Moreover, the issue of insufficient interfacial contact and the resulting capacity decay become even more pronounced under extreme conditions, such as low temperatures. Under such conditions, the already limited mobility of ions is further restricted, exacerbating the problems associated with interfacial resistance.


Carbon Nanotube Breakthroughs 

CAS researchers proposed a new solution to address the issues surrounding solid-state batteries.


The researchers introduce P-CNTs to improve ASSLSB performance.

The researchers introduce P-CNTs to improve ASSLSB performance. Image used courtesy of Wang et al.

Specifically, the researchers utilized porous carbon nanotubes (P-CNTs) as a sulfur-bearing matrix, forming composite cathodes known as S@P-CNTs for ASSLSBs. The P-CNTs possess a larger specific surface area and more oxygen-containing groups than conventional carbon nanotubes (CNTs).
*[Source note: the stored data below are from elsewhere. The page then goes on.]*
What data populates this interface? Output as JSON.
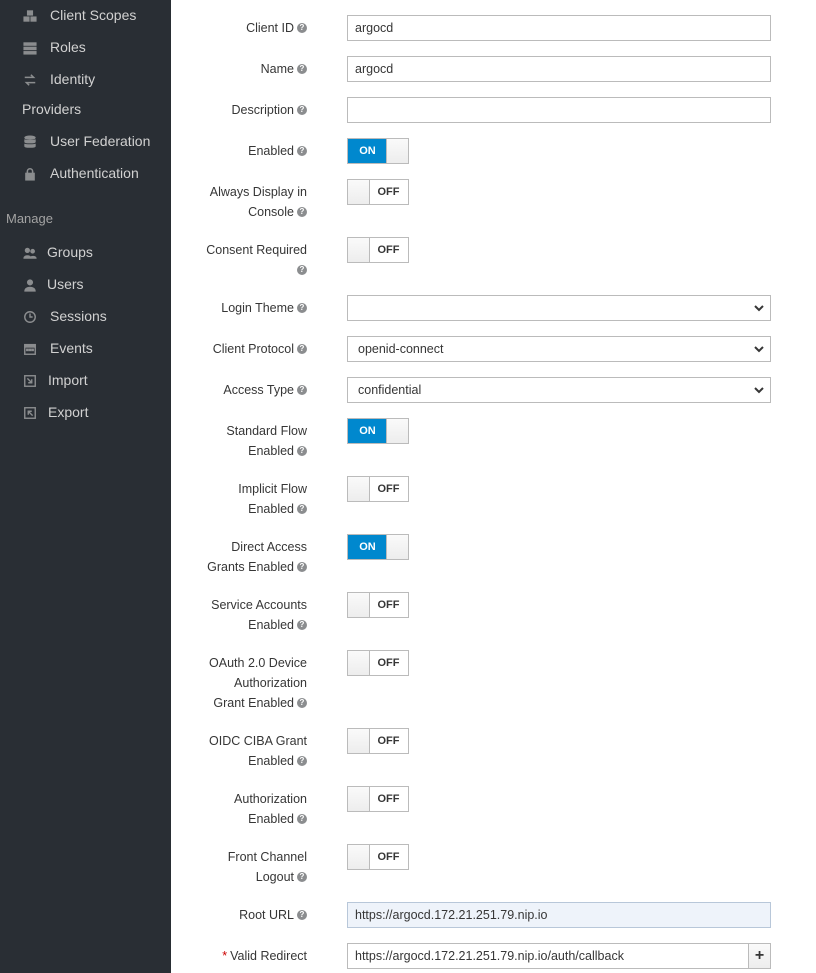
{
  "sidebar": {
    "items_top": [
      {
        "label": "Client Scopes",
        "icon": "client-scopes-icon"
      },
      {
        "label": "Roles",
        "icon": "roles-icon"
      },
      {
        "label": "Identity",
        "label2": "Providers",
        "icon": "identity-providers-icon"
      },
      {
        "label": "User Federation",
        "icon": "database-icon"
      },
      {
        "label": "Authentication",
        "icon": "lock-icon"
      }
    ],
    "section_manage": "Manage",
    "items_manage": [
      {
        "label": "Groups",
        "icon": "groups-icon"
      },
      {
        "label": "Users",
        "icon": "user-icon"
      },
      {
        "label": "Sessions",
        "icon": "clock-icon"
      },
      {
        "label": "Events",
        "icon": "calendar-icon"
      },
      {
        "label": "Import",
        "icon": "import-icon"
      },
      {
        "label": "Export",
        "icon": "export-icon"
      }
    ]
  },
  "form": {
    "client_id": {
      "label": "Client ID",
      "value": "argocd"
    },
    "name": {
      "label": "Name",
      "value": "argocd"
    },
    "description": {
      "label": "Description",
      "value": ""
    },
    "enabled": {
      "label": "Enabled",
      "state": "ON"
    },
    "always_display": {
      "label1": "Always Display in",
      "label2": "Console",
      "state": "OFF"
    },
    "consent_required": {
      "label1": "Consent Required",
      "state": "OFF"
    },
    "login_theme": {
      "label": "Login Theme",
      "value": ""
    },
    "client_protocol": {
      "label": "Client Protocol",
      "value": "openid-connect"
    },
    "access_type": {
      "label": "Access Type",
      "value": "confidential"
    },
    "standard_flow": {
      "label1": "Standard Flow",
      "label2": "Enabled",
      "state": "ON"
    },
    "implicit_flow": {
      "label1": "Implicit Flow",
      "label2": "Enabled",
      "state": "OFF"
    },
    "direct_access": {
      "label1": "Direct Access",
      "label2": "Grants Enabled",
      "state": "ON"
    },
    "service_accounts": {
      "label1": "Service Accounts",
      "label2": "Enabled",
      "state": "OFF"
    },
    "device_auth": {
      "label1": "OAuth 2.0 Device",
      "label2": "Authorization",
      "label3": "Grant Enabled",
      "state": "OFF"
    },
    "ciba": {
      "label1": "OIDC CIBA Grant",
      "label2": "Enabled",
      "state": "OFF"
    },
    "authorization": {
      "label1": "Authorization",
      "label2": "Enabled",
      "state": "OFF"
    },
    "front_channel": {
      "label1": "Front Channel",
      "label2": "Logout",
      "state": "OFF"
    },
    "root_url": {
      "label": "Root URL",
      "value": "https://argocd.172.21.251.79.nip.io"
    },
    "valid_redirect": {
      "required_mark": "*",
      "label": "Valid Redirect",
      "value": "https://argocd.172.21.251.79.nip.io/auth/callback",
      "add_label": "+"
    }
  },
  "colors": {
    "sidebar_bg": "#292e34",
    "toggle_on": "#0088ce"
  }
}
These attributes enhance the interfacial contact between the sulfur and the solid electrolyte, improving electronic and ionic conduction. The P-CNTs also form a three-dimensional conductive network within the composite cathodes. This facilitates the efficient migration of electrons and the diffusion of ions, which are critical for the battery's electrochemical performance.

Another innovative aspect is the use of defect engineering. By designing defects and increasing active sites on the surface of P-CNTs, the researchers could uniformly encapsulate sulfur on both the inner and outer surfaces of the activated P-CNTs. This uniform encapsulation optimizes the ion and electron transport networks, substantially improving the reaction activity and stability of the sulfur cathode in the ASSLSB.


Research Results

The researchers found that the S@P-CNTs-based ASSLSBs displayed a capacity of 1,099.2 mAh/g  at a current density of 1.34 mA/cm^2 and maintained 70.4% of the initial capacity over 1,400 cycles. Additionally, the solid-state electrolyte developed by the team showed excellent performance even under extreme conditions like -40°C, solving a significant problem plaguing sulfide-based ASSLSBs.

According to the team, this research addresses and effectively solves the critical challenges limiting the performance and lifespan of ASSLSBs. Their work will open up new avenues for developing high-performance, long-lasting energy storage systems, making ASSLSBs more viable for applications requiring high energy density and safety.